The crawler tutorial in this article is divided into four parts:
1. Where do I climb from?
2. What what to climb
3. How to Crawl
4. How the information saves save after crawling
One, from where to climb
Three kingdoms
Two, climb what
The full text of the kingdoms
Third, how to climb
When you open F12 on the Chrome page, you can find the content of the article in the node
<div id= "Con" class= "Bookyuanjiao" >
Just find this node and write the content to an HTML file.
Content = Soup.find ("div", {"Class": "Bookyuanjiao", "id": "Con"})
Four, how to save after the climb
The main thing is to get the content, splicing to an HTML file, and then save it.
#!usr/bin/env #-*-coding:utf-8-*-import urllib2 import os from BS4 import beautifulsoup as BS import locale import sy s from lxml import etree import re reload (SYS) sys.setdefaultencoding (' GBK ') Sub_folder = Os.path.join (OS.GETCWD (), "San Guoyanyi ") If not os.path.exists (Sub_folder): Os.mkdir (sub_folder) path = sub_folder # Customize HTML as head of the A Rticles input = open (R ' 0.html ', ' r ') head = input.read () domain = ' http://www.shicimingju.com/book/sanguoyanyi.html ' t = Domain.find (R '. html ') New_domain = '/'. Join (Domain.split ("/") [: -2]) First_chapter_url = Domain[:t] + "/" + str (1) + '. html ' Print First_chapter_url # Get URL if chapter lists req = Urllib2. Request (url=domain) resp = urllib2.urlopen (req) HTML = resp.read () soup = BS (html, ' lxml ') chapter_list = Soup.find ("div",
{"Class": "Bookyuanjiao", "id": "Mulu"}) sel = etree.

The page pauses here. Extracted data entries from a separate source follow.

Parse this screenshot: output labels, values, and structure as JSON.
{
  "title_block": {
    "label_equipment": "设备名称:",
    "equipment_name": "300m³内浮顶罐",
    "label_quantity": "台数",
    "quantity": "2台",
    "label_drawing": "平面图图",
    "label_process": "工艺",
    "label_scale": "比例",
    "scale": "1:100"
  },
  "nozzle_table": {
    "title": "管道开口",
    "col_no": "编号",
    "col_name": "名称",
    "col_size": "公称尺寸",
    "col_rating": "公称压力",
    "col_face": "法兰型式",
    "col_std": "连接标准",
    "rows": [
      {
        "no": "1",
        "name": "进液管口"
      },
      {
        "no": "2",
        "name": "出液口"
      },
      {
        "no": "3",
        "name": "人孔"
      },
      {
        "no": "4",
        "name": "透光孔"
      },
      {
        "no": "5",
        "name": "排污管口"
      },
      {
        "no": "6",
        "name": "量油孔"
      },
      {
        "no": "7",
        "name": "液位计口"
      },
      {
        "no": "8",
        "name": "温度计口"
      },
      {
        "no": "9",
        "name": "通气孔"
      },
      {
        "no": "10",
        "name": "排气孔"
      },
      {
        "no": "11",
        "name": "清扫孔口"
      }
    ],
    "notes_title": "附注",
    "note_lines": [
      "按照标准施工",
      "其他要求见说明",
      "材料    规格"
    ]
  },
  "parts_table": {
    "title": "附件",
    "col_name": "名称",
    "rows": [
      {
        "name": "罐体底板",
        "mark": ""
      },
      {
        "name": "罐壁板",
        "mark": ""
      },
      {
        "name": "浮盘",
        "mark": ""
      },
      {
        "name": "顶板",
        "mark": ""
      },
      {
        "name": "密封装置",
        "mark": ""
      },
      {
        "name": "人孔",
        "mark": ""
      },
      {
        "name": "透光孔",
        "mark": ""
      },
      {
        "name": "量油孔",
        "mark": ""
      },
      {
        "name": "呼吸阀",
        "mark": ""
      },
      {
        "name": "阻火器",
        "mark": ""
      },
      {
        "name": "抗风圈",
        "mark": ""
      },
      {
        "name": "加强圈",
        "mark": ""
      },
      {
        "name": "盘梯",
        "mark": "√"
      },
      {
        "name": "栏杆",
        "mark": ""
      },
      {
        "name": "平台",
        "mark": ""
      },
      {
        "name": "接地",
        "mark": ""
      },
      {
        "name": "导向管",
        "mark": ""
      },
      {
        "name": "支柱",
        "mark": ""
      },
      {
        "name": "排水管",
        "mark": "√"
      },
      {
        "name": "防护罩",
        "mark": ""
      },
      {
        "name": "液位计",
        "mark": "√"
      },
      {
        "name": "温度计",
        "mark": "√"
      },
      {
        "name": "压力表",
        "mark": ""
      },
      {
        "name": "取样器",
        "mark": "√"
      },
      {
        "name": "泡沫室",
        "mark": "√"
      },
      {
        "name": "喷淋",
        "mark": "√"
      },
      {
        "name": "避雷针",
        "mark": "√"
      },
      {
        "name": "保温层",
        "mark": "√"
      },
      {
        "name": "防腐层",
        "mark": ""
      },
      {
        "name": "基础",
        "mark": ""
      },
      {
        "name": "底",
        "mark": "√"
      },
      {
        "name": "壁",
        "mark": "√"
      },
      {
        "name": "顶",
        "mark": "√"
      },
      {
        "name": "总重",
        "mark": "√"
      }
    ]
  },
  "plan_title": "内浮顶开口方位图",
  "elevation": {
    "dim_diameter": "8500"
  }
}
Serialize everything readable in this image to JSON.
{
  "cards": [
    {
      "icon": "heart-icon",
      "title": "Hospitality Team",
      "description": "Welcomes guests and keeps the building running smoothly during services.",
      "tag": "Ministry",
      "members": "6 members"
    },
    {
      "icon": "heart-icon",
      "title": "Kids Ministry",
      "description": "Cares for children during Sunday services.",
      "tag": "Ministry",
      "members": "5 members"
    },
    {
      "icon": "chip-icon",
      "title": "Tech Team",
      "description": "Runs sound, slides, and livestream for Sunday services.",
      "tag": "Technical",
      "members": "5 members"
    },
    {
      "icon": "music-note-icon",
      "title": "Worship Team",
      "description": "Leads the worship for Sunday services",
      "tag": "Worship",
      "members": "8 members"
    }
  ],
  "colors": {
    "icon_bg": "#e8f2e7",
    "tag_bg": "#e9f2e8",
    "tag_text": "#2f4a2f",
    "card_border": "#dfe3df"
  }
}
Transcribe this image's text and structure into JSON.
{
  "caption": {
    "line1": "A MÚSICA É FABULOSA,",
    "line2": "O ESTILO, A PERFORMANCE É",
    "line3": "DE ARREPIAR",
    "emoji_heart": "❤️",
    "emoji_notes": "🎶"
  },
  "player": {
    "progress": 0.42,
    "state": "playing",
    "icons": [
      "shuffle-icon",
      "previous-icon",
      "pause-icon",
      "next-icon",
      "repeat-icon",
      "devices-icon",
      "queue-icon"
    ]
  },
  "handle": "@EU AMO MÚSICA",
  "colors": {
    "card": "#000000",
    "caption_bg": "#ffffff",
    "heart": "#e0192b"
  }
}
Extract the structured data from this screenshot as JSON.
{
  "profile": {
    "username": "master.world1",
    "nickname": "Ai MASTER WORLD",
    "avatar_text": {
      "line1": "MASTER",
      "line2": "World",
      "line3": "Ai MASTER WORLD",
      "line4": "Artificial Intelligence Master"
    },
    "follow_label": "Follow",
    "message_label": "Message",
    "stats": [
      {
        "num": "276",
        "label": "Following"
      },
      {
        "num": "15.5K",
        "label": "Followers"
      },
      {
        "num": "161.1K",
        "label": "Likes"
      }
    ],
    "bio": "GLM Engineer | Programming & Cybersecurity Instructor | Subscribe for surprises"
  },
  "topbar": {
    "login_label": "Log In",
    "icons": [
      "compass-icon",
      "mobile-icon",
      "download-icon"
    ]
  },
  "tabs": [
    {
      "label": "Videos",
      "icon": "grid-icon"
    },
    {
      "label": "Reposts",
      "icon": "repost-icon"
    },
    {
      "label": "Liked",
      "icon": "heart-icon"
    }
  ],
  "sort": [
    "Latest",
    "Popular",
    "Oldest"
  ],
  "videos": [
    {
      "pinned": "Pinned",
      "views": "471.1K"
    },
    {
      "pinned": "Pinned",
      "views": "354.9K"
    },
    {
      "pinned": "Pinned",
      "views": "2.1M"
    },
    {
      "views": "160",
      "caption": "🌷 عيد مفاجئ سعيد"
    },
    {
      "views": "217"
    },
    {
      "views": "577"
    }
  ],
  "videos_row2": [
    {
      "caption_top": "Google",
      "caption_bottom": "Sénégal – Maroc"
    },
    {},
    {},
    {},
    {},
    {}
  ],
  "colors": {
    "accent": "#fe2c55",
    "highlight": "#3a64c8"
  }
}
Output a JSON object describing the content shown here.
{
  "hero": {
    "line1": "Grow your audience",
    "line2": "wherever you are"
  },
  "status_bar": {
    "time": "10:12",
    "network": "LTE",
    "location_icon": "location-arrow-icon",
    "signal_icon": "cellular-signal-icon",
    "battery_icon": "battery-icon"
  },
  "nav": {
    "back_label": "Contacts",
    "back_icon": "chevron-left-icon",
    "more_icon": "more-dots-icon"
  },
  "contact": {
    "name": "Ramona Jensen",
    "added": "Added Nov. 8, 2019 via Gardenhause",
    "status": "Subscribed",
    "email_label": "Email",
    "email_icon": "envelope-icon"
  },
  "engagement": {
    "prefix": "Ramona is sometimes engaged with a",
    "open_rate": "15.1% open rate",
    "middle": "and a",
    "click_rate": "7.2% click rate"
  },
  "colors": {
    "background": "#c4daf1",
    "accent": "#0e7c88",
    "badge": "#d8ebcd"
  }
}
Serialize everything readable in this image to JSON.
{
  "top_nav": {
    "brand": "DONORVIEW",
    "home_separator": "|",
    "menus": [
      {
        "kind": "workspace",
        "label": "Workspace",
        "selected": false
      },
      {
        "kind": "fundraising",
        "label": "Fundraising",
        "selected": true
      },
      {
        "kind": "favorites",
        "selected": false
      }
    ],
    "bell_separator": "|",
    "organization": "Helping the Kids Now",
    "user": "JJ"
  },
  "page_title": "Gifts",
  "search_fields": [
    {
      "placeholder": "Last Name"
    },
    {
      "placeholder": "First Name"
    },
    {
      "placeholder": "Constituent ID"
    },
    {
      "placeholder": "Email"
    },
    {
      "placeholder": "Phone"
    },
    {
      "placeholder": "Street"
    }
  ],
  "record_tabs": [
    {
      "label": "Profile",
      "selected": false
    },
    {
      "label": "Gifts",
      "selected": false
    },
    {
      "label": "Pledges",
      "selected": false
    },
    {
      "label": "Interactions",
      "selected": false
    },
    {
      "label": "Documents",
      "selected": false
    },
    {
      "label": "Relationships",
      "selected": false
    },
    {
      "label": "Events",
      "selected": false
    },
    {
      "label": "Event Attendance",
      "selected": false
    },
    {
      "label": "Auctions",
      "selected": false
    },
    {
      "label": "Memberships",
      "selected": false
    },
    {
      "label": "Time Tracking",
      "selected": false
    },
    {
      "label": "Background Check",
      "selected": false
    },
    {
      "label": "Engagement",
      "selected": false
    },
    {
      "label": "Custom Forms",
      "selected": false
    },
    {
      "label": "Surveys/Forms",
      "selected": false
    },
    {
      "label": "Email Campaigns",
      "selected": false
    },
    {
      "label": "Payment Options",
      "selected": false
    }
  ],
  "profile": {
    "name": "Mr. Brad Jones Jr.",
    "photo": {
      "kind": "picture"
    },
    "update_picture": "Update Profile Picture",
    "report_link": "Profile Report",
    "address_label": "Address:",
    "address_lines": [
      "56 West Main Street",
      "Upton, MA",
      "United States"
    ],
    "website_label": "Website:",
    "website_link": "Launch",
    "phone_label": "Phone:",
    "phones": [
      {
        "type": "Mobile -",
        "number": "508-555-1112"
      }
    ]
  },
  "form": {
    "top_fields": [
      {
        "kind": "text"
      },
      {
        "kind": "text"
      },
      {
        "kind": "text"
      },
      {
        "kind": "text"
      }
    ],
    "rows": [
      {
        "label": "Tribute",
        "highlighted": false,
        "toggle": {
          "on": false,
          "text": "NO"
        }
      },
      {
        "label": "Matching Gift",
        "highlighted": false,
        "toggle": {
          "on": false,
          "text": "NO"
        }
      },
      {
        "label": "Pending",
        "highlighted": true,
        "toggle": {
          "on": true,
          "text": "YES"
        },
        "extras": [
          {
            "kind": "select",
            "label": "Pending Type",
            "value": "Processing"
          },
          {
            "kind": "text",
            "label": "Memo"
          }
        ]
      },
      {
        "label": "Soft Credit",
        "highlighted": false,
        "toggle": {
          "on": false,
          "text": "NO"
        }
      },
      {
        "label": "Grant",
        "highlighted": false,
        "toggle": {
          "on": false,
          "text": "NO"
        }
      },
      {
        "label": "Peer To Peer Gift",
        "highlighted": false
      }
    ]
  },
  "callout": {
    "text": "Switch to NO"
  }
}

HTML (str (chapter_list)) result = Sel.xpath ('//li/a/@href ') for each_link in Result:each_chapter_link = New_domain + "/ "+ Each_link Print eaCh_chapter_link req = urllib2. Request (url=each_chapter_link) resp = urllib2.urlopen (req) HTML = resp.read () soup = BS (html, ' lxml ') content = S Oup.find ("div", {"Class": "Bookyuanjiao", "id": "Con"}) title = Soup.title.text title = Title.split (U ' _ "The Kingdoms" _ poetry) [
0] html = str (content) HTML = head + HTML + "</body>
The contents of 0.html are as follows
Summarize
The above is to use Python to crawl the realization of the kingdoms of the way, I hope to learn Python can help, if there are questions you can message exchange.